Okay, that’s enough ado…
Without further ado, here’s what you need to know.
Nobel Prizes in International Trade?
Earlier this week the Nobel Prize in Medicine was awarded to two researchers, one from Japan and one from America, who independently did work on how to use the body’s immune system to fight cancer. Given a friend of ours was recently saved by such technology, we are especially heartened by this award. The Nobel also spurred us to ponder about innovation around the world and China-U.S. competition. Historically, the U.S. dominates the list of Nobel Prize winners with 371 going to those working in the United States. But nearly 40 percent of those American Nobel prize winners were immigrants, originally hailing from other countries. The more countries that create ecosystems where good ideas can flourish, the better for the whole world. After all, everyone will benefit from better anti-cancer treatments (with time those treatments will be economically viable all over the globe). Meanwhile, China wants to be less reliant on U.S. technology and the U.S. wants to be less reliant on China for manufacturing and assembly. We assert the world is more successful when its great economic and innovation bakery is franchised throughout the world, not when we all retreat to our own kitchens aiming to serve only our own dining tables. This, we realize, is an unpopular thought as much of the world turns against globalization. Perhaps soon the world will turn in a more productive spin.
Asia’s Future is Robotic
Asia’s rise has been one of the world’s most important events of the last 40 years and is reshaping our world. One illustration of Asia’s leading role is the number of robots it deploys. Nearly 65 percent of the world’s industrial robots are deployed in Asia. That’s a function of Asia’s prowess in manufacturing and assembly but also its openness to new technology. Within Asia, China is home to half the industrial robots. By robot density (number of robots per 10,000 workers), Korea, Singapore and Japan are three of the top four in the world. But as the IMF points out, Asia “is also the region with the highest robot production—Japan and Korea are the world’s top two producers, with market shares of 52 and 12 percent, respectively.” When we wrote a few weeks ago about which countries fear automation the most, Asian countries were among the least scared (with the exception of Japan which fears loss of jobs—but see story below). Maybe they are short sighted or maybe there is an ingrained optimism among nations on the rise.
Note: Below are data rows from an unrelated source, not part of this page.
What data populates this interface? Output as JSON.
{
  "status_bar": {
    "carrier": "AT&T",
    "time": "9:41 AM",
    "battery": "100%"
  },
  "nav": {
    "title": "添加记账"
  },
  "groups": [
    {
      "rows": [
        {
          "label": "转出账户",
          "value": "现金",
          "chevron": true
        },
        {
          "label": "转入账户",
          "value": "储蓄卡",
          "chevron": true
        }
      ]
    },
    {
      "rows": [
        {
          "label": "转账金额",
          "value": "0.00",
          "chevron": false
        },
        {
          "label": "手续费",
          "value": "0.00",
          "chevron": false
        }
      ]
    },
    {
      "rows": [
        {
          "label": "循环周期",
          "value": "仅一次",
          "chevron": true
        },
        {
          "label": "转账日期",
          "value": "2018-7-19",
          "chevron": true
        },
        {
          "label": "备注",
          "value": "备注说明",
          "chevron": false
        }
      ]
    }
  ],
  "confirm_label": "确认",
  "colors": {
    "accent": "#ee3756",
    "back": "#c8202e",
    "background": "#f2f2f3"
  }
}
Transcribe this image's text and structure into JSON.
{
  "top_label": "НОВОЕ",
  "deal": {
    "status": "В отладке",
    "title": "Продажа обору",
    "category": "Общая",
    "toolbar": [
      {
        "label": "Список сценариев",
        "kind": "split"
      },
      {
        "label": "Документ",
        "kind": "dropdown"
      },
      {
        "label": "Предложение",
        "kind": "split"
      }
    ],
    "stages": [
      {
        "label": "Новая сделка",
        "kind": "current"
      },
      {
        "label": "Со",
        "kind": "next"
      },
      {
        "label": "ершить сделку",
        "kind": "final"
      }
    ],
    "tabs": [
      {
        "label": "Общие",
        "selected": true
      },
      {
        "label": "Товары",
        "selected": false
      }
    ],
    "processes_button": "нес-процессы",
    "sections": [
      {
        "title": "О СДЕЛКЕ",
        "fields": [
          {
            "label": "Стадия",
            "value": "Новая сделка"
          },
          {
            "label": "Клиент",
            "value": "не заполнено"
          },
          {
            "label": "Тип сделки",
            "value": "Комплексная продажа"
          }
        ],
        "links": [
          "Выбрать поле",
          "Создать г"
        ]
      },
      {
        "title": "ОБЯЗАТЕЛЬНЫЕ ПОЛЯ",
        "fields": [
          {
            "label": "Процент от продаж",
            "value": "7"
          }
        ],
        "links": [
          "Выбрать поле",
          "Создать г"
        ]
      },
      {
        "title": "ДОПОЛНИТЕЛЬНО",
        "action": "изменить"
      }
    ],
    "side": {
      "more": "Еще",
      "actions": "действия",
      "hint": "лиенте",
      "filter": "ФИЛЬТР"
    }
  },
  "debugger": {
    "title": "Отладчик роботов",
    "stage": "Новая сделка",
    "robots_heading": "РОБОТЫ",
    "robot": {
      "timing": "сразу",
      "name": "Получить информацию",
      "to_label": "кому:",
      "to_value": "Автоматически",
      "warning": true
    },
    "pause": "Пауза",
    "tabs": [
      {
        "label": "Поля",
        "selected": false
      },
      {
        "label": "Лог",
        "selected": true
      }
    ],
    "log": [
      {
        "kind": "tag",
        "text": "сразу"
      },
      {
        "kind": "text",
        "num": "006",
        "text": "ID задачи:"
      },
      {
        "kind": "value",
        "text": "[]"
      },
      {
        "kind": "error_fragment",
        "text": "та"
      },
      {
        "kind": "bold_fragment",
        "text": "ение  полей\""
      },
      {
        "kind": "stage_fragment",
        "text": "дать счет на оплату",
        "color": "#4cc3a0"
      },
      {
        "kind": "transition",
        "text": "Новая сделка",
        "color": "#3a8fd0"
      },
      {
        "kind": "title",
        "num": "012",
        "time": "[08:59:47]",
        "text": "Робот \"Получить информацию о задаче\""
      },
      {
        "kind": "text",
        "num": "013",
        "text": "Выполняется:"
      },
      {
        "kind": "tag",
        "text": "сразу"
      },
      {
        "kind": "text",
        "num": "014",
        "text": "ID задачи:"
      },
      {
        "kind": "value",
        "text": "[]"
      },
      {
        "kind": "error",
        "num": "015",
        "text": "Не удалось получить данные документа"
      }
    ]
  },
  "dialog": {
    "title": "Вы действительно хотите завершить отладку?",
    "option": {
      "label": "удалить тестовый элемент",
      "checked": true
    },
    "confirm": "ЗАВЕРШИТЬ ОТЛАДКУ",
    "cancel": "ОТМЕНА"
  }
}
The Incredibly, Remarkably Old Japan
Even given our obsession with demographics and the well-known fact that Japan has the grayest of demographics, we were still taken aback to learn that now 20 percent of Japanese are 70-years-old or older. That’s an extraordinary number of really old people. According to the Nikkei Asian Review, “The 70-and-over segment of the population grew to an estimated 26.18 million, or 20.7%. That marks an increase of 1 million from last year, driven by baby boomers born from 1947 to 1949.” And when we consider Japanese 65 and older, it goes up to 28 percent of the population. Remarkably, those 65 and older make up over 12 percent of the Japanese workforce. Maybe those old Japanese are worried about losing their jobs to robots. In fact, engadget reports that a Japanese company has developed a robot that installs drywall (please send them to our house immediately—we have a drywall project to complete). Japan is in the vanguard on how to cope with an aging population. Other countries may match Japan’s graying demographics someday. How they manage those demographics will be a big test.